Dampak di Uranus Bukan Keajaiban Sekali Tabrakan

Planet Uranus itu bola yang eksentrik. Hmm kok bisa dibilang eksentrik? Uranus, berbeda dengan planet lain di Tata Surya. Ia berputar pada sisinya!




Uranus. Kredit :NASA/Space Telescope Science Institute
Artinya, kalau kamu ada di Uranus maka kamu tidak akan melihat adanya siang dan malam seperti yang ada di Bumi. Perputaran planet ini tidak mempengaruhi bagian mana dari planet Uranus yang menghadap Matahari.
Astronom menduga kalau Uranus terkena pukulan sehingga jadi menyamping pada saat awal sejarah Tata Surya ketika ada obyek yang beberapa kali lebih masif dari Bumi menabraknya. Tapi ternyata ada tim astronom yang menyatakan kalau kejadian itu tidak sepenuhnya benar.
Para astronom menciptakan sebuah program komputer untuk melihat bagaimana Uranus tampak hari ini jika ada obek besar yang memukulna di masa lalu. Hasilnya, komputer menunjukkan kalau itu yang terjadi maka dua satelitnya akan mengitari Uranus di arah yang berbeda dari yang kita lihat hari ini. Tapi kalau program komputernya diubah supaya Uranus dibentur oleh setidaknya dua obyek yang lebih kecil maka simulasi menunjukkan kalau planet Uranus dan satelit-satelitnya akan berputar dan mengorbit seperti apa yang kita lihat hari ini.

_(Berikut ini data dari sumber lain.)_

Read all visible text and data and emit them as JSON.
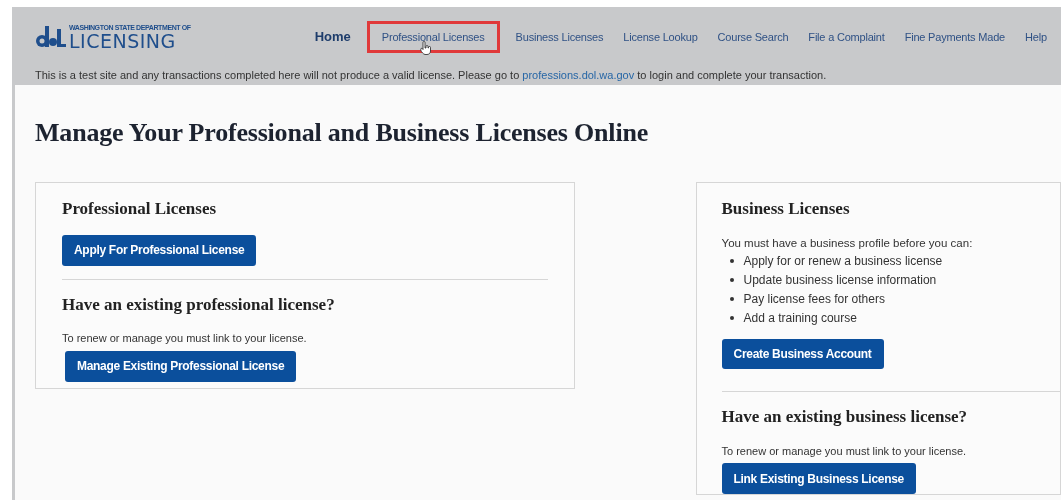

Arti penemuan ini bagi para astronom, ternyata teori yang sudah ada tentang bagaimana planet Uranus, Jupiter, Saturnus dan Neptunus terbentuk salah. Menurut Alessandro Morbidelli, “fakta kalau Uranus ditabrak setidaknya dua kali menunjukkan kalau tarakan yang signifikan memang tipikal dalam pembentukan planet raksasa. Karena itu teori standar yang ada harus direvisi.”
Fakta Menarik : Satu tahun di Uranus lebih lama dari satu tahun di Bumi. Butuh waktu 84 tahun di Bumi bagi Uranus untuk mengitari Matahari!